ANSA - (di Francesco Bongarra') - Piu' che l'ostruzionismo pote' l'assenteismo. Malgrado i circa cinquanta voti di margine, la maggioranza e' caduta alla Camera su un emendamento al decreto sugli obblighi comunitari, contestato dall'opposizione a causa della norma 'salva-Rete4' che il centrodestra ha voluto inserirvi. L'incidente, per fortuna della maggioranza, non ha riguardato le televisioni, ma un emendamento sulla caccia, presentato dal governo e respinto dall'aula con 238 sì e 240 no. A provocare il flop, non e' stato l'ostruzionismo dell'opposizione. Sono stati i 51 assenti della maggioranza (45 del Pdl e sei della lega Nord) a determinare la bocciatura dell'emendamento governativo. Altri 48 deputati (42 del Pdl e 6 della Lega) erano in missione, ma la loro assenza ha abbassato il quorum da raggiungere. In tutto, dunque, la quota dei deputati della maggioranza che non erano a Montecitorio si e' avvicinata a 100. Ma "non e' un caso politico", tagliera' corto a sera il capogruppo del Pdl Fabrizio Cicchitto, dopo un lungo incontro con Silvio Berlusconi a Palazzo Grazioli.
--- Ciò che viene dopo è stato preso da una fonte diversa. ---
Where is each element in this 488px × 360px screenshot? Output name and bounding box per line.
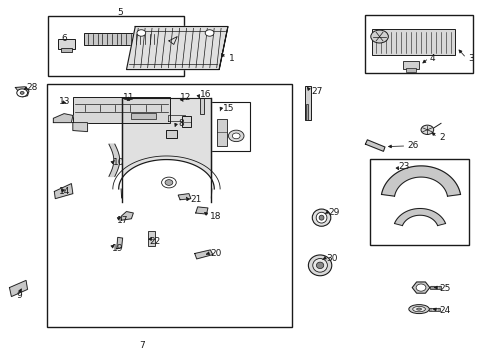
Polygon shape — [195, 207, 207, 214]
Circle shape — [17, 89, 27, 97]
Text: 2: 2 — [439, 133, 444, 142]
Polygon shape — [117, 237, 122, 249]
Bar — [305, 86, 311, 120]
Polygon shape — [194, 250, 212, 259]
Polygon shape — [53, 114, 73, 123]
Ellipse shape — [319, 215, 324, 220]
Bar — [365, 15, 472, 73]
Ellipse shape — [412, 306, 425, 312]
Text: 9: 9 — [16, 291, 22, 300]
Ellipse shape — [408, 305, 428, 314]
Text: 30: 30 — [326, 255, 337, 264]
Text: 20: 20 — [210, 249, 221, 258]
Text: 16: 16 — [199, 90, 211, 99]
Polygon shape — [167, 115, 184, 121]
Polygon shape — [73, 123, 87, 132]
Bar — [429, 286, 440, 289]
Ellipse shape — [308, 255, 331, 276]
Text: 24: 24 — [439, 306, 450, 315]
Text: 23: 23 — [397, 162, 408, 171]
Text: 8: 8 — [178, 119, 184, 128]
Circle shape — [228, 130, 244, 141]
Polygon shape — [365, 140, 384, 151]
Bar — [83, 33, 159, 45]
Bar — [369, 159, 468, 245]
Circle shape — [232, 133, 240, 139]
Ellipse shape — [316, 262, 323, 269]
Text: 15: 15 — [222, 104, 234, 113]
Polygon shape — [168, 37, 177, 44]
Text: 7: 7 — [139, 341, 144, 350]
Text: 12: 12 — [180, 93, 191, 102]
Bar — [216, 119, 227, 146]
Ellipse shape — [416, 308, 421, 310]
Text: 22: 22 — [149, 237, 161, 246]
Bar — [48, 16, 183, 76]
Bar — [428, 308, 439, 311]
Bar — [403, 61, 418, 69]
Text: 14: 14 — [59, 187, 70, 196]
Polygon shape — [54, 184, 73, 199]
Circle shape — [415, 284, 425, 291]
Text: 10: 10 — [113, 158, 124, 167]
Bar — [61, 48, 72, 52]
Text: 6: 6 — [61, 34, 67, 43]
Text: 5: 5 — [117, 8, 123, 17]
Text: 18: 18 — [210, 212, 222, 221]
Circle shape — [161, 177, 176, 188]
Circle shape — [370, 30, 387, 43]
Polygon shape — [122, 212, 133, 220]
Text: 29: 29 — [328, 208, 339, 217]
Circle shape — [420, 125, 433, 134]
Ellipse shape — [312, 209, 330, 226]
Text: 17: 17 — [117, 216, 128, 225]
Bar — [73, 97, 170, 123]
Circle shape — [205, 30, 214, 36]
Ellipse shape — [316, 212, 326, 223]
Text: 11: 11 — [122, 93, 134, 102]
Text: 4: 4 — [429, 54, 434, 63]
Bar — [406, 68, 415, 72]
Polygon shape — [381, 166, 460, 196]
Polygon shape — [219, 27, 227, 69]
Bar — [210, 102, 250, 151]
Polygon shape — [178, 194, 190, 200]
Polygon shape — [15, 87, 29, 97]
Polygon shape — [109, 144, 120, 176]
Bar — [182, 116, 190, 127]
Text: 19: 19 — [112, 244, 123, 253]
Text: 28: 28 — [26, 83, 38, 92]
Text: 13: 13 — [59, 96, 71, 105]
Bar — [306, 104, 308, 120]
Ellipse shape — [312, 258, 327, 272]
Bar — [371, 30, 454, 55]
Text: 3: 3 — [467, 54, 472, 63]
Text: 21: 21 — [189, 195, 201, 204]
Circle shape — [20, 91, 24, 94]
Text: 25: 25 — [439, 284, 450, 293]
Bar — [166, 130, 177, 138]
Bar — [131, 113, 156, 119]
Text: 1: 1 — [228, 54, 234, 63]
Text: 27: 27 — [311, 86, 323, 95]
Circle shape — [137, 30, 145, 36]
Polygon shape — [122, 98, 211, 220]
Bar — [58, 40, 75, 49]
Circle shape — [164, 180, 172, 185]
Bar — [148, 231, 155, 246]
Bar — [47, 84, 292, 327]
Polygon shape — [119, 159, 214, 237]
Polygon shape — [394, 208, 445, 226]
Bar — [199, 98, 203, 114]
Polygon shape — [126, 27, 227, 69]
Polygon shape — [9, 280, 27, 297]
Polygon shape — [411, 282, 429, 293]
Text: 26: 26 — [407, 141, 418, 150]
Assorbito il colpo del primo voto negativo, la maggioranza ha subito cercato di circoscrivere l'accaduto. Il ministro per i Rapporti con il Parlamento Elio Vito ha detto che "l'incidente avvenuto in Aula non riveste una natura di carattere politico". In effetti, il problema della tenuta della maggioranza ha a che fare piuttosto con un certo 'lassismo' dei deputati, sprezzantemente bollati dalla parlamentare del Pd Giovanna Melandri come "fannulloni". A loro discolpa, i 51 'assenteisti' possono sostenere di essere stati beffati dalla decisione del Pd che, resosi conto dei vuoti nei banchi del Pdl, ha improvvisamente fatto ritirare tutti gli iscritti a parlare. Il voto sull'emendamento e' arrivato quindi inaspettato, e non tutti hanno fatto in tempo a rientrare in aula dalla pausa caffe'. Sara' anche che nelle file del Pdl, in questa legislatura, manca ancora un autorevole "buttadentro". Il compito di richiamare in aula i deputati che, tra una votazione e l'altra, passeggiano in Transatlantico o chiacchierano sui divanetti rossi veniva svolto in Forza Italia da Antonio Leone e da Elio Vito, oggi rispettivamente vicepresidente della Camera e ministro. Il vertice del Pdl non ha ancora determinato con chiarezza a chi tocchera' assolvere questo importante servizio.
Ma non mancano interpretazioni piu' politiche dell'accaduto: i "boatos" raccolti dentro Forza Italia parlano di una certa insofferenza da parte di alcuni deputati azzurri verso una conduzione un po' troppo "accentratrice" del gruppo. In ogni caso, del primo voto a sorpresa della legislatura il presidente del Pdl alla Camera Cicchitto potrebbe aver parlato stasera a Palazzo Grazioli nell'incontro che ha avuto con Berlusconi. "Non si può fare un caso politico di un voto riguardante un emendamento sulla fauna selvatica, che per giunta non ha nulla a che vedere con i principali problemi politici in discussione in Aula", ha detto alla fine. Resta il fatto che la maggioranza aveva avuto tutti i segnali per capire che l'incidente di percorso era dietro l'angolo. In mattinata, quando Pd e Idv avevano cercato di far mancare il numero legale così da rallentare ulteriormente l'esame del decreto, il tentativo era fallito solo perche' i deputati dell' Udc non si sono associati al centrosinistra nella manovra e sono rimasti in Aula: "Il ricorso all'ostruzionismo e all'abbandono dell'Aula - ha spiegato il capogruppo centrista Pier Ferdinando Casini - e' un metodo che si può usare solo in condizioni del tutto straordinarie e eccezionali, altrimenti si finisce per svilire il ruolo del Parlamento". Ma la maggioranza si era salvata anche per l'ingenuita' dei deputati dell'Idv, che hanno parlato in massa sull'emendamento che si accingevano a votare finendo così, come vuole il regolamento di Montecitorio, con l'essere considerati presenti anche se fisicamente non erano in Aula. Ringalluzzita dal primo infortunio della maggioranza, l'opposizione non molla, e proseguira' nel suo ostruzionismo anche domani: si riprende di prima mattina e, a meno di sorprese, al voto finale non si dovrebbe arrivare prima di giovedì.